The advertising application
A similar effect occurs in advertising. John Kay, an economist at Oxford University, suggests that advertising works not because of the explicit messages, but because it's a costly signal. Advertising known to be expensive signals the volume of the resources available to the advertiser. As Kay says in his landmark paper:
"The advertiser has either persuaded lots or people to buy his product already, a good sign, or has persuaded someone to lend him lots of money to finance the campaign"
Just as in the natural world, advertising works, not despite its perception of costliness, but because of it.
Kay further states that since advertising tends to recoup its costs in the long term only a company with substantial commitment to their brand would invest significant sums of money in advertising. A poor quality brand can advertise to generate trial but no amount of spend can deliver repeat purchase to disgruntled customers.
In his words, advertising, therefore, acts as a screening mechanism that:
"convincingly signals the quality of a product by displaying the producer's sincere faith in his own output, reflected by the money spent promoting it."
This theory neatly explains why famous sponsorships are effective. They demonstrate a costly and, therefore, honest belief in the strength of the advertised product.
Of course, this theory relies on an awareness of the price of sponsorships.
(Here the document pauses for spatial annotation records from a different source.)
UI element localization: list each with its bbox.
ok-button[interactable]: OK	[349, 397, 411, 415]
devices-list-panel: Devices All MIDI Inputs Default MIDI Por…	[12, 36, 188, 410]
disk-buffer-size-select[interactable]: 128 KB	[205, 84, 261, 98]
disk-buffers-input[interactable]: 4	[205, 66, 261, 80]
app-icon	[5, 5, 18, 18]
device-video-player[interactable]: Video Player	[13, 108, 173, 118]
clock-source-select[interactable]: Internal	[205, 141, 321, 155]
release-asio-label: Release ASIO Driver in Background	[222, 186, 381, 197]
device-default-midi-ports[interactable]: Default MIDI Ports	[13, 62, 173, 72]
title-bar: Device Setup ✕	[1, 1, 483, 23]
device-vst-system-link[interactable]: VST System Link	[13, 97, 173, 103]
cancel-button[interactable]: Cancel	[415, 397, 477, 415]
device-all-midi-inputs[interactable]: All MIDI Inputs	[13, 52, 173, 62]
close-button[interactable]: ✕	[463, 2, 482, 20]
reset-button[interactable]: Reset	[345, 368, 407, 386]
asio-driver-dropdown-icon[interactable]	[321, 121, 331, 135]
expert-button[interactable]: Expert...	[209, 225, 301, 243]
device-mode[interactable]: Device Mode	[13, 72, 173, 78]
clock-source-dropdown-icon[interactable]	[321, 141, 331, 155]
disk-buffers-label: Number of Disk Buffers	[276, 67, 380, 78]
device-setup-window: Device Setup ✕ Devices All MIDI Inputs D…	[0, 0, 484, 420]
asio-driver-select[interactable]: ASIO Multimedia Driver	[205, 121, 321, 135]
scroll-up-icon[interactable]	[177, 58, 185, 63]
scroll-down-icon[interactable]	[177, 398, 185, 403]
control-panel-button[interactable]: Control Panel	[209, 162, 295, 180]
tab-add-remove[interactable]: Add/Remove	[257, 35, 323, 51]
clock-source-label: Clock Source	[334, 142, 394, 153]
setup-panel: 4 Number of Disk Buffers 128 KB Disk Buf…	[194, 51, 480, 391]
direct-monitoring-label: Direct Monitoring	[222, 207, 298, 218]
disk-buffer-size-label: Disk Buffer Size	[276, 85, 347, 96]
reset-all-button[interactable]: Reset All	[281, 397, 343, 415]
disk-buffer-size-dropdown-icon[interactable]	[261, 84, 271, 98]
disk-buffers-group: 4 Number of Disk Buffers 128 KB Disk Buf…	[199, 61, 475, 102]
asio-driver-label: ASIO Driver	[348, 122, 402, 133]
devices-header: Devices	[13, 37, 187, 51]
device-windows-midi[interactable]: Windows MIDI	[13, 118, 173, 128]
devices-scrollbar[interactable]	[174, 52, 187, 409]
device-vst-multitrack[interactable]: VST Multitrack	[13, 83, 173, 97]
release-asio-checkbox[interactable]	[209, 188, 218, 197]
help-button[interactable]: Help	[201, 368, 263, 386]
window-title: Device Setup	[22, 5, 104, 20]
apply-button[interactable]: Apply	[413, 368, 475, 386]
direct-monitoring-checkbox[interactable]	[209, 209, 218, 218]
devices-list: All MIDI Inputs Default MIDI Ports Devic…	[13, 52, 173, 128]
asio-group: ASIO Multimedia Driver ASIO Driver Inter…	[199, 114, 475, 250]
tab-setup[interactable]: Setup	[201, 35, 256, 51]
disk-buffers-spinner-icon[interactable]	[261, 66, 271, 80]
Is this the case? Our research suggests consumers are well aware how costly sports sponsorship can be. We surveyed 333 nationally representative consumers about the cost of the Real Madrid shirt sponsorship. Of those who gave a figure 89% thought it cost more than £30 million per year, the rough cost.
How can brands capitalise on these findings?
Brands must recognise that much of advertising's impact comes from implicit communication. There is a role, even in the era of procurement, for bold brand statements. The occasional extravagance displays a confidence that mere ad claims cannot emulate.